My first experience with burnout was my sophomore year of high school in June ’85. It came after three solid months of applying my memorization skills (some would say near-photograph memory skills) full-time, without the time and space to study at 616 or the support of good teachers that year, especially in Chemistry with the not-so-great Mr. Lewis. That, and no food at home during finals/Regents exams week made me actually sick of school for the first time (see my “Hunger” post from June ’08).
I went through something similar in late November and December ’89, the end of the first half of my junior year at Pitt. I had put together what I called a “total semester” plan for the first time, to organize my life so that I’d have a life outside of my classes and to take a shot at a 4.0 that semester. Only, I was dumb enough to take third-semester calculus a year and a half after my last math course, and I was now a history major taking writing intensive courses.
That, and finding out that one of my closest female friends was attracted to another, much shorter guy — also a friend of mine — meant for a rocky last three weeks of ’89. And I’d unwittingly helped to set them up. I managed a 2.98 GPA that terrible semester, including a D+ in multiple integrals and differential equations. Terrible, at least by my own standards.
I was beginning to understand that my occasional burnout wasn’t just because of school or work, but because some area of my life had caused me significant emotional turmoil, which in turn affected my performance in other areas. The period between December ’96 and September ’98 was a long period of burnout for me. I have written here before about my battles with Joe Trotter and Carnegie Mellon as I completed my dissertation at the end of ’96 — too many times for some people’s tastes. What I haven’t discussed is the emotional toll that process took on me and how long it took for me to recover.
I spent most of ’97 and ’98 angry, raging ready to actually strangle most of the folks on Carnegie Mellon’s campus after finishing the degree. I couldn’t look at Trotter without wanting to wrap piano wire around his throat from behind and feeling him squirm as I cut the life out of him. Yeah, it was bad. As my now wife of twelve years can attest, I’d get into arguments with cashiers at CVS over a nickel and their complete disdain for their duties, ready to throw a punch.
But I also couldn’t write, at least write in the ways in which I wanted. I could execute the mechanical exercise of writing well enough, even put together papers for presentation and articles for publication. I even wrote an editorial on race with my then girlfriend that was published in the Pittsburgh Post-Gazette in March ’98. Still, I was writing mostly because I didn’t believe in writer’s block or in burnout, this despite all the contrary evidence.
Add the fact that I’d learned that my own mother was actually jealous of me for going to school, among other things (see “My Post-Doctoral Life” post from May ’08). I was burned out, a sad person to be around for most of ’97 and a good portion of ’98. All while I was an underemployed adjunct professor at Duquesne and working part-time at Carnegie Library of Pittsburgh. I’m not sure how Angelia put up with me, because it was hard for me to put up with me.

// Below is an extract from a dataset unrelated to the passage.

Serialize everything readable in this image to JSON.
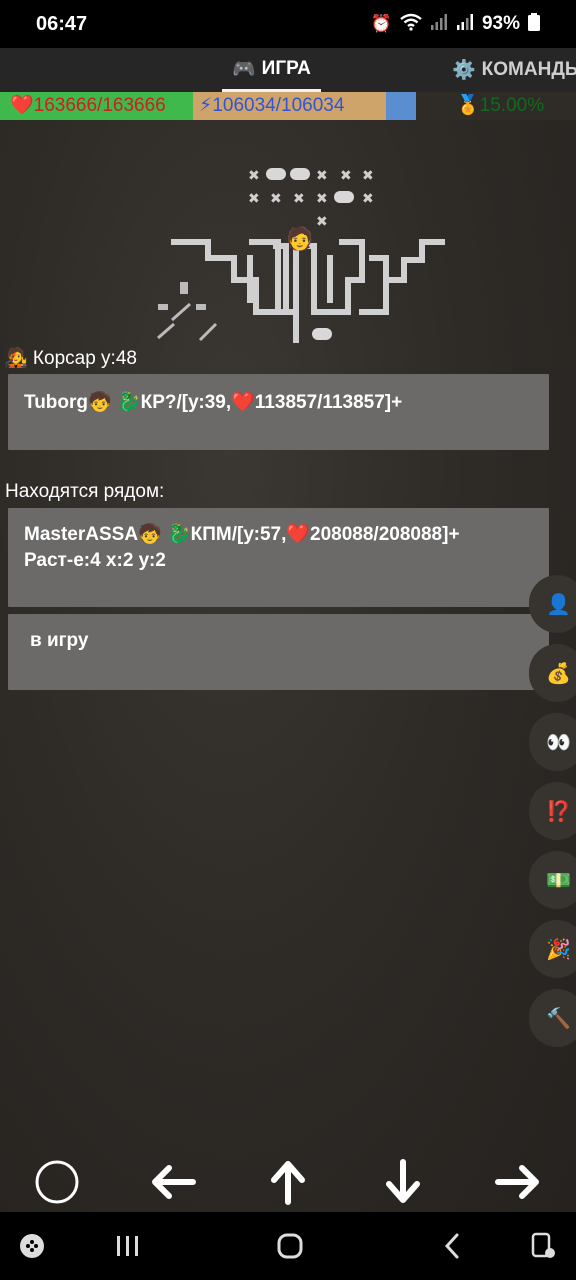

So, how did I pull out of my burnout? Time after the doctorate, away from Carnegie Mellon (I didn’t set foot on the campus for nearly two years after I cleaned out my cubicle in July ’97), for starters. Having people in my life who needed me to be me at my best, like Angelia and my Duquesne students, for instance, helped.
But the need to find full-time work and the realization that staying in Pittsburgh to wait for Trotter to be run
over by a PA-Transit bus for a potential job opening was also a great motivator. I realized that despite everything, I’d gained more than I lost in earning my doctorate, and that I may yet find my better self again by putting those roiling emotions in a box in my mind’s attic.
I’ve felt burnout since. In a family intervention from a decade ago, in moving on from New Voices, even in my current context as consultant and professor. At least I’m more aware when I’m feeling that way, and am able to cope with those emotions with reminders of what and whom I have in my life that remains true and good.